I have the following problem at hand (HW problem so please don't give me full solutions). We have a set $N$ with $n$ elements and $M=\{M_1,M_2,\dots,M_n\}$ such that each two intersect at at most one element. I am asked to ddetermine weather $\sum(|M_i|)= O(n^{4/3})$. My claim is that it is and I show it in the following way:
Place the points of $N$ in plane in such a way that points of $M_i$ are colinear, then construct a set of $n$ lines $L=\{l_1,\dots,l_n\}$ where $l_i$ correspond to $M_i$. Then $\sum(|M_i|)$ is exactly the number of incidences between $L$ and $N$ so by Szemeredi-Trotter we're done.
Is this the correct approach or do I need to change something?
My previous version of this answer consisted of hints that were misleading.
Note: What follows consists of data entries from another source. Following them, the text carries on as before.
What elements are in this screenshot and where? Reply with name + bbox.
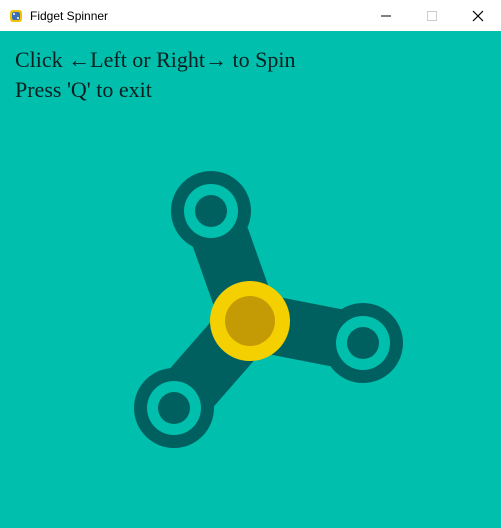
window-controls <box>363 0 501 31</box>
python-icon <box>8 8 24 24</box>
close-button[interactable] <box>455 0 501 31</box>
game-canvas[interactable]: Click ←Left or Right→ to Spin Press 'Q' … <box>0 31 501 528</box>
minimize-icon <box>381 11 391 21</box>
spinner-lobe-left <box>134 368 214 448</box>
window-title: Fidget Spinner <box>30 8 109 23</box>
maximize-icon <box>427 10 437 21</box>
spinner-lobe-top <box>171 171 251 251</box>
fidget-spinner[interactable] <box>0 31 501 528</box>
close-icon <box>472 10 484 22</box>
spinner-lobe-right <box>323 303 403 383</box>
maximize-button[interactable] <box>409 0 455 31</box>
bearing-inner <box>225 296 275 346</box>
app-window: Fidget Spinner Click ←Left or Right→ to … <box>0 0 501 528</box>
minimize-button[interactable] <box>363 0 409 31</box>
title-bar[interactable]: Fidget Spinner <box>0 0 501 31</box>
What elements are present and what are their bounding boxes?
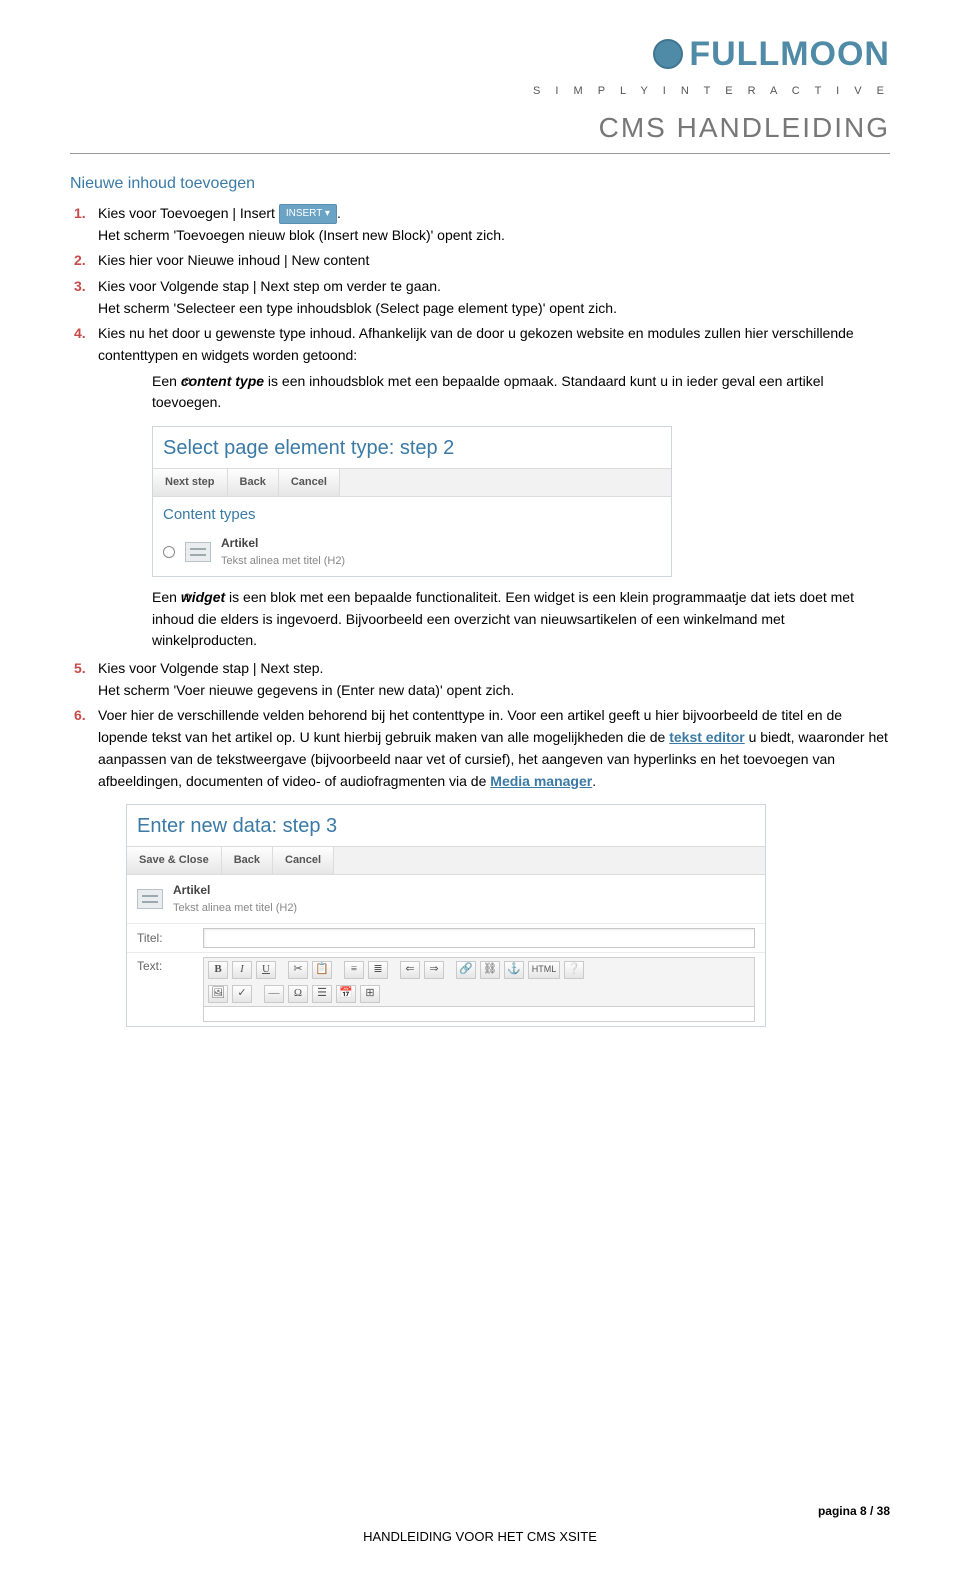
- media-manager-link[interactable]: Media manager: [490, 773, 592, 789]
- footer-title: HANDLEIDING VOOR HET CMS XSITE: [70, 1527, 890, 1547]
- unlink-button[interactable]: ⛓: [480, 961, 500, 979]
- step-text: Kies voor Toevoegen | Insert: [98, 205, 275, 221]
- image-button[interactable]: 🖼: [208, 985, 228, 1003]
- item-subtitle: Tekst alinea met titel (H2): [221, 553, 345, 570]
- brand-tagline: S I M P L Y I N T E R A C T I V E: [533, 83, 890, 100]
- next-step-button[interactable]: Next step: [153, 469, 228, 496]
- anchor-button[interactable]: ⚓: [504, 961, 524, 979]
- item-title: Artikel: [221, 534, 345, 553]
- paste-button[interactable]: 📋: [312, 961, 332, 979]
- html-button[interactable]: HTML: [528, 961, 560, 979]
- more-button[interactable]: ☰: [312, 985, 332, 1003]
- brand-name: FULLMOON: [689, 28, 890, 81]
- table-button[interactable]: ⊞: [360, 985, 380, 1003]
- step-number: 1.: [74, 203, 86, 225]
- title-row: Titel:: [127, 923, 765, 952]
- italic-button[interactable]: I: [232, 961, 252, 979]
- list-ol-button[interactable]: ≣: [368, 961, 388, 979]
- tekst-editor-link[interactable]: tekst editor: [669, 729, 744, 745]
- radio-icon[interactable]: [163, 546, 175, 558]
- back-button[interactable]: Back: [222, 847, 273, 874]
- text-label: Text:: [137, 957, 191, 976]
- section-heading: Nieuwe inhoud toevoegen: [70, 172, 890, 197]
- panel-enter-data: Enter new data: step 3 Save & Close Back…: [126, 804, 766, 1027]
- bold-button[interactable]: B: [208, 961, 228, 979]
- hr-button[interactable]: —: [264, 985, 284, 1003]
- page-footer: pagina 8 / 38 HANDLEIDING VOOR HET CMS X…: [70, 1502, 890, 1547]
- underline-button[interactable]: U: [256, 961, 276, 979]
- step-3: 3. Kies voor Volgende stap | Next step o…: [70, 276, 890, 319]
- article-thumb-icon: [185, 542, 211, 562]
- step-4: 4. Kies nu het door u gewenste type inho…: [70, 323, 890, 652]
- back-button[interactable]: Back: [228, 469, 279, 496]
- cancel-button[interactable]: Cancel: [273, 847, 334, 874]
- spellcheck-button[interactable]: ✓: [232, 985, 252, 1003]
- step-note: Het scherm 'Toevoegen nieuw blok (Insert…: [98, 225, 890, 247]
- insert-badge[interactable]: INSERT ▾: [279, 204, 337, 224]
- title-label: Titel:: [137, 929, 191, 948]
- editor-toolbar: B I U ✂ 📋 ≡ ≣ ⇐ ⇒: [203, 957, 755, 982]
- save-close-button[interactable]: Save & Close: [127, 847, 222, 874]
- text-editor-area[interactable]: [203, 1006, 755, 1022]
- panel-select-type: Select page element type: step 2 Next st…: [152, 426, 672, 577]
- date-button[interactable]: 📅: [336, 985, 356, 1003]
- help-button[interactable]: ❔: [564, 961, 584, 979]
- step-5: 5. Kies voor Volgende stap | Next step. …: [70, 658, 890, 701]
- article-thumb-icon: [137, 889, 163, 909]
- logo-icon: [653, 39, 683, 69]
- outdent-button[interactable]: ⇐: [400, 961, 420, 979]
- title-input[interactable]: [203, 928, 755, 948]
- step-note: Het scherm 'Selecteer een type inhoudsbl…: [98, 298, 890, 320]
- editor-toolbar-2: 🖼 ✓ — Ω ☰ 📅 ⊞: [203, 982, 755, 1006]
- text-row: Text: B I U ✂ 📋 ≡ ≣: [127, 952, 765, 1026]
- step-6: 6. Voer hier de verschillende velden beh…: [70, 705, 890, 1026]
- panel-title: Enter new data: step 3: [127, 805, 765, 846]
- step-2: 2. Kies hier voor Nieuwe inhoud | New co…: [70, 250, 890, 272]
- step-note: Het scherm 'Voer nieuwe gegevens in (Ent…: [98, 680, 890, 702]
- step-4-sub-b: o Een widget is een blok met een bepaald…: [152, 587, 890, 652]
- panel-title: Select page element type: step 2: [153, 427, 671, 468]
- doc-title: CMS HANDLEIDING: [70, 106, 890, 154]
- cut-button[interactable]: ✂: [288, 961, 308, 979]
- link-button[interactable]: 🔗: [456, 961, 476, 979]
- step-4-sub-a: o Een content type is een inhoudsblok me…: [152, 371, 890, 414]
- step-1: 1. Kies voor Toevoegen | Insert INSERT ▾…: [70, 203, 890, 246]
- page-number: pagina 8 / 38: [70, 1502, 890, 1521]
- indent-button[interactable]: ⇒: [424, 961, 444, 979]
- symbol-button[interactable]: Ω: [288, 985, 308, 1003]
- brand-header: FULLMOON S I M P L Y I N T E R A C T I V…: [70, 28, 890, 100]
- list-ul-button[interactable]: ≡: [344, 961, 364, 979]
- content-type-row[interactable]: Artikel Tekst alinea met titel (H2): [153, 528, 671, 576]
- content-type-header: Artikel Tekst alinea met titel (H2): [127, 875, 765, 923]
- cancel-button[interactable]: Cancel: [279, 469, 340, 496]
- content-types-label: Content types: [153, 497, 671, 528]
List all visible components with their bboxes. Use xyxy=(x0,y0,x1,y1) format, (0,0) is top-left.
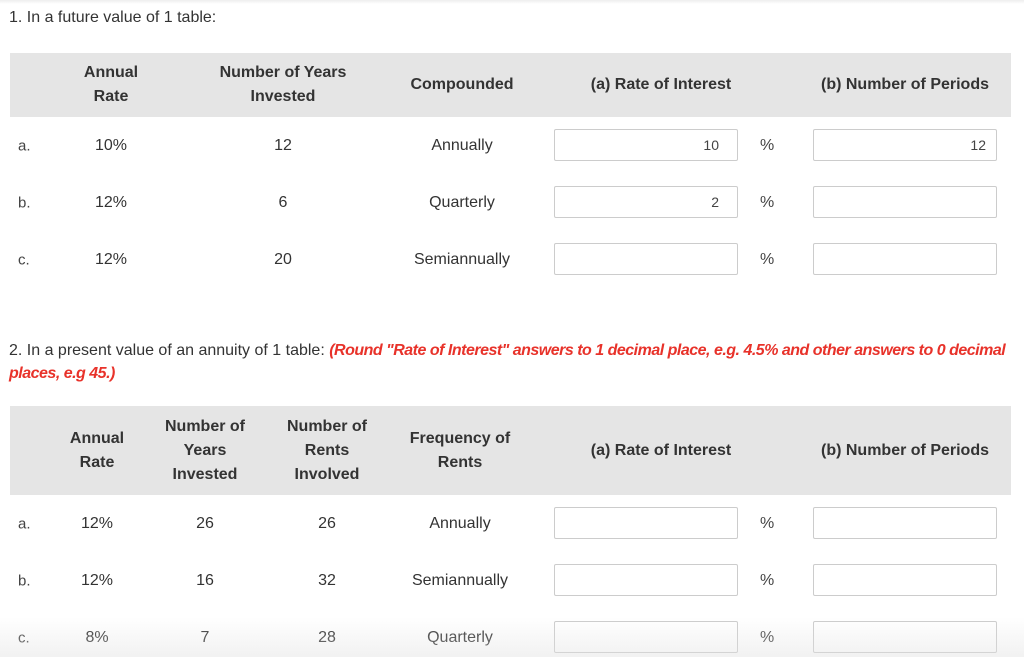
rate-of-interest-input[interactable] xyxy=(554,507,738,539)
top-shadow xyxy=(0,0,1024,4)
q2-table-header: Annual Rate Number of Years Invested Number… xyxy=(10,406,1011,495)
annual-rate: 10% xyxy=(94,137,128,154)
number-of-periods-input[interactable] xyxy=(813,621,997,653)
frequency-of-rents: Quarterly xyxy=(427,629,493,646)
rents-involved: 26 xyxy=(318,515,336,532)
years-invested: 6 xyxy=(278,194,288,211)
years-invested: 20 xyxy=(274,251,292,268)
q2-header-rents: Number of Rents Involved xyxy=(287,418,367,483)
row-label: a. xyxy=(18,515,31,533)
row-label: b. xyxy=(18,572,31,590)
annual-rate: 12% xyxy=(94,251,128,268)
question-2-title: 2. In a present value of an annuity of 1… xyxy=(9,342,1006,382)
percent-sign: % xyxy=(760,515,775,532)
q2-header-annual-rate: Annual Rate xyxy=(69,430,125,471)
row-label: c. xyxy=(18,629,30,647)
annual-rate: 12% xyxy=(80,515,114,532)
number-of-periods-input[interactable] xyxy=(813,243,997,275)
percent-sign: % xyxy=(760,194,775,211)
number-of-periods-input[interactable] xyxy=(813,564,997,596)
years-invested: 12 xyxy=(274,137,292,154)
frequency-of-rents: Semiannually xyxy=(411,572,509,589)
percent-sign: % xyxy=(760,251,775,268)
compounded: Annually xyxy=(431,137,493,154)
q2-header-rate-of-interest: (a) Rate of Interest xyxy=(590,442,732,459)
q2-header-frequency: Frequency of Rents xyxy=(409,430,511,471)
row-label: c. xyxy=(18,251,30,269)
q1-header-years: Number of Years Invested xyxy=(219,64,347,105)
rate-of-interest-input[interactable] xyxy=(554,186,738,218)
rents-involved: 28 xyxy=(318,629,336,646)
q1-header-annual-rate: Annual Rate xyxy=(83,64,139,105)
annual-rate: 12% xyxy=(80,572,114,589)
row-label: a. xyxy=(18,137,31,155)
percent-sign: % xyxy=(760,629,775,646)
rate-of-interest-input[interactable] xyxy=(554,621,738,653)
annual-rate: 8% xyxy=(85,629,109,646)
q1-header-compounded: Compounded xyxy=(410,76,514,93)
years-invested: 26 xyxy=(196,515,214,532)
compounded: Semiannually xyxy=(413,251,511,268)
q2-header-years: Number of Years Invested xyxy=(165,418,245,483)
rents-involved: 32 xyxy=(318,572,336,589)
frequency-of-rents: Annually xyxy=(429,515,491,532)
number-of-periods-input[interactable] xyxy=(813,129,997,161)
number-of-periods-input[interactable] xyxy=(813,507,997,539)
percent-sign: % xyxy=(760,572,775,589)
rate-of-interest-input[interactable] xyxy=(554,243,738,275)
number-of-periods-input[interactable] xyxy=(813,186,997,218)
percent-sign: % xyxy=(760,137,775,154)
years-invested: 7 xyxy=(200,629,210,646)
rate-of-interest-input[interactable] xyxy=(554,564,738,596)
annual-rate: 12% xyxy=(94,194,128,211)
q1-header-rate-of-interest: (a) Rate of Interest xyxy=(590,76,732,93)
question-1-title: 1. In a future value of 1 table: xyxy=(9,9,217,26)
q1-header-number-of-periods: (b) Number of Periods xyxy=(820,76,990,93)
years-invested: 16 xyxy=(196,572,214,589)
compounded: Quarterly xyxy=(429,194,495,211)
q1-table-header: Annual Rate Number of Years Invested Compo… xyxy=(10,53,1011,117)
row-label: b. xyxy=(18,194,31,212)
q2-header-number-of-periods: (b) Number of Periods xyxy=(820,442,990,459)
rate-of-interest-input[interactable] xyxy=(554,129,738,161)
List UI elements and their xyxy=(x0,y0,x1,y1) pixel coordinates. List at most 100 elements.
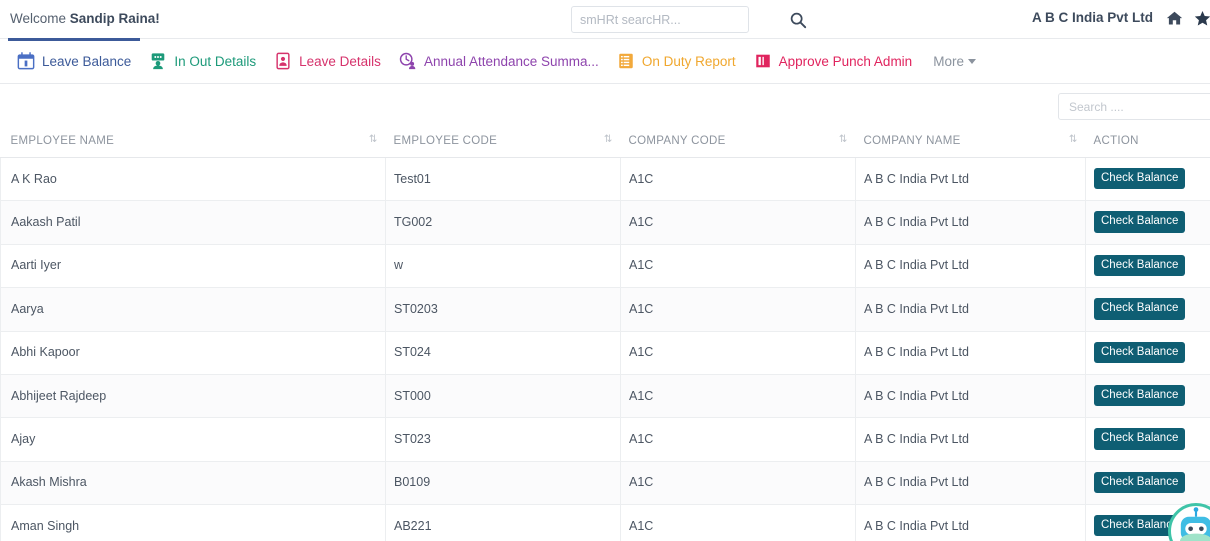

You cannot prove that $\sum_i |M_i|$ is $O(n^{4/3})$. In the case where there exists a projective plane with $n$ points, and we let $M_i$ be the set of points on the $i^\text{th}$ line, then you would have $\sum_i |M_i|\in \Theta(n^{3/2})$. Precisely, when $n=q^2+q+1$ for some prime power $q$, then a projective plane exists, where each $|M_i|=q+1$, and each point is contained in $q+1$ lines/sets.
Regarding your attempted proof, this must mean that it is not always possible to realize the given list of sets as an incidence system of points and lines in the plane.